We now give a second example of the use of pivots to find confidence intervals, but one that also involves an approximation.
Pivot for binomial distribution
Consider a single value, \(X\), from a \(\BinomDistn(n, \pi)\) distribution. The maximum likelihood estimator of \(\pi\) is the observed proportion of successes.
\[ \hat{\pi} \;\;=\;\; \frac X n \]We know that the binomial variable \(X\) has mean and variance
\[ E[X] = n\pi \spaced{and} \Var(X) = n\pi(1 - \pi) \]Standardising \(X\) (subtracting its mean and dividing by its standard deviation) gives a random variable
\[ Y \;\;=\;\; \frac{X - E[X]}{\sqrt{\Var(X)}} \;\;=\;\; \frac{X - n\pi}{\sqrt{n \pi(1 - \pi)}} \]that has mean zero and variance one. We also showed before that the binomial distribution approaches a normal distribution in shape as the sample size, \(n\), increases.

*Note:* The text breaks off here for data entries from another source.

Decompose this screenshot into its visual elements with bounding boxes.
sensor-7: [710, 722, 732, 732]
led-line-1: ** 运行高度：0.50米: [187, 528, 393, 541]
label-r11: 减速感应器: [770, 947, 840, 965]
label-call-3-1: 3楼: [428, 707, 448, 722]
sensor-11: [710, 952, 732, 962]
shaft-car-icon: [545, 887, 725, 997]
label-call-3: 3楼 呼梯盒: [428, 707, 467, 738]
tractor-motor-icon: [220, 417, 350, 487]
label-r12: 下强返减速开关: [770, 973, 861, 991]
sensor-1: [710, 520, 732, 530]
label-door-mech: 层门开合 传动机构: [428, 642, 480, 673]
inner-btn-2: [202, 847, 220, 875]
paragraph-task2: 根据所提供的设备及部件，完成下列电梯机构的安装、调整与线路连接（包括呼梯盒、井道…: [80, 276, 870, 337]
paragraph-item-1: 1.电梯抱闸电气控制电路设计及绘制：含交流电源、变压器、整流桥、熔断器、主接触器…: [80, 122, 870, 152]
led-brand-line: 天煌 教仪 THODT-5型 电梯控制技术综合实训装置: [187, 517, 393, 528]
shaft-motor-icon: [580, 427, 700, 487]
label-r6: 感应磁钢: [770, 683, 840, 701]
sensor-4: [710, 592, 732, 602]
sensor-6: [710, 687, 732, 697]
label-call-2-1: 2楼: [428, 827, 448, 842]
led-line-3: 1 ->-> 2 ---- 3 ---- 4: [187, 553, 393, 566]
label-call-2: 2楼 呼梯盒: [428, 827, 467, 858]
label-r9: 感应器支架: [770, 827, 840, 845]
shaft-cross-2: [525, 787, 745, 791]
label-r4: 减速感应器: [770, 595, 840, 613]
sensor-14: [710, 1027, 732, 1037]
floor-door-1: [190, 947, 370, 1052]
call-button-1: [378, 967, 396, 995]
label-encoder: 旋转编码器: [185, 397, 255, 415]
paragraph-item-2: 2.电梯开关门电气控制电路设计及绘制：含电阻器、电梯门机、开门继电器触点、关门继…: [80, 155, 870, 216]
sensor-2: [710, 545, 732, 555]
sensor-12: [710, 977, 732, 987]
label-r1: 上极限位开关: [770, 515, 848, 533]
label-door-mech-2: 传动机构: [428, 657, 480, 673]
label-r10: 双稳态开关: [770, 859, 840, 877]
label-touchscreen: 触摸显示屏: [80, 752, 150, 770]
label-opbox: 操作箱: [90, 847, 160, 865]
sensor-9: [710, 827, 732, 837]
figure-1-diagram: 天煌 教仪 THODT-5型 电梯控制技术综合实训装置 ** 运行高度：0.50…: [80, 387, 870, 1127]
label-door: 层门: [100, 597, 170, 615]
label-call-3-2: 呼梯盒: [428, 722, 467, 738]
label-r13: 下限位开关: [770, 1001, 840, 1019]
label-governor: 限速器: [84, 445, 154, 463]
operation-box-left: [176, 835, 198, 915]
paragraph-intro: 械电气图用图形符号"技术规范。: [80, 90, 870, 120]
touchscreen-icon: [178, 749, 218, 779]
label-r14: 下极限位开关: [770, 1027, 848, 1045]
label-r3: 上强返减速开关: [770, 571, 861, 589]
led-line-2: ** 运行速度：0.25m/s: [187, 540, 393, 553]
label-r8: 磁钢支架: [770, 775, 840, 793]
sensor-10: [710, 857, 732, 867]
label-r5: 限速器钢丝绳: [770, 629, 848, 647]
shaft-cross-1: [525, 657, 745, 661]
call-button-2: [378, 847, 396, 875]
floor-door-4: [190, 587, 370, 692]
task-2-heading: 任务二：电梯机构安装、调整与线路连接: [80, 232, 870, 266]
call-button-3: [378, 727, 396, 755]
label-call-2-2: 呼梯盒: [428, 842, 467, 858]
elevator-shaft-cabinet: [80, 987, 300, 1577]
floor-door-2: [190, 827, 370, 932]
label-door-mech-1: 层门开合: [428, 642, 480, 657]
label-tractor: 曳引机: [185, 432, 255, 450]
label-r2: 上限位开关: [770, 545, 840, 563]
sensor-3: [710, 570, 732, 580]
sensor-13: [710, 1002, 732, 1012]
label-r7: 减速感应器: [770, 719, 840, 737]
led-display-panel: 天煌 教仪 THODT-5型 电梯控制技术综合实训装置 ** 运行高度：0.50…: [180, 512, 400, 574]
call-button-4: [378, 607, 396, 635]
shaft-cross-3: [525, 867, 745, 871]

Therefore
\[ \frac{X - n\pi}{\sqrt{n \pi(1 - \pi)}} \;\;\underset {\text{approx}}{\sim} \;\; \NormalDistn(0, 1) \]This can be treated as a pivot to find a confidence interval.
Confidence interval
A 95% confidence interval can therefore be found by solving the inequalities
\[ -1.96 \;\;\lt\;\; \frac{x - n\pi}{\sqrt{n \pi(1 - \pi)}} \;\;\lt\;\; 1.96 \]Example
A retail clothing outlet has collected the following data from random sampling of invoices for T-shirts over the past month.
Small | Medium | Large | XL | Total | |
---|---|---|---|---|---|
North Island | 2 | 15 | 24 | 9 | 50 |
South Island | 4 | 17 | 23 | 6 | 50 |
Find a 95% confidence interval for the probability that a T-shirt purchased from one of the store's North Island shops is Small.
In this example, \(x = 2\) and \(n = 50\), so the confidence interval is found by solving
\[ -1.96 \;\;\lt\;\; \frac{2 - 50\pi}{\sqrt{50 \pi(1 - \pi)}} \;\;\lt\;\; 1.96 \]Squaring gives
\[ \frac{(2 - 50\pi)^2}{50\pi(1 - \pi)} \;\;\lt\;\; 1.96^2 \] \[ (2 - 50\pi)^2 \;\;\lt\;\; 1.96^2 \times 50 \pi(1 - \pi) \] \[ (50^2 + 50 \times 1.96^2) \pi^2 - (2 \times 2 \times 50 + 50 \times 1.96^2) \pi + 2^2 \;\;\lt\;\; 0 \] \[ 2692.08 \pi^2 - 392.08 \pi + 4 \;\;\lt\;\; 0 \]Solving this quadratic gives the 95% confidence interval
\[ 0.011 \;\;\lt\;\; \pi \;\;\lt\;\; 0.135 \]Note that the conventional Wald-type 95% confidence interval in this example is
\[ \hat{\pi} - 1.96 \sqrt{\frac{\hat{\pi}(1 - \hat{\pi})} n} \;\;\lt\;\; \pi \;\;\lt\;\; \hat{\pi} + 1.96 \sqrt{\frac{\hat{\pi}(1 - \hat{\pi})} n} \]which evaluates to
\[ -0.014 \;\;\lt\;\; \pi \;\;\lt\;\; 0.094 \]This includes impossible negative values for \(\pi\), so the confidence interval found from a pivot is better in this example.
(When the sample size and proportion of successes are larger, there is less difference between the two types of confidence interval.)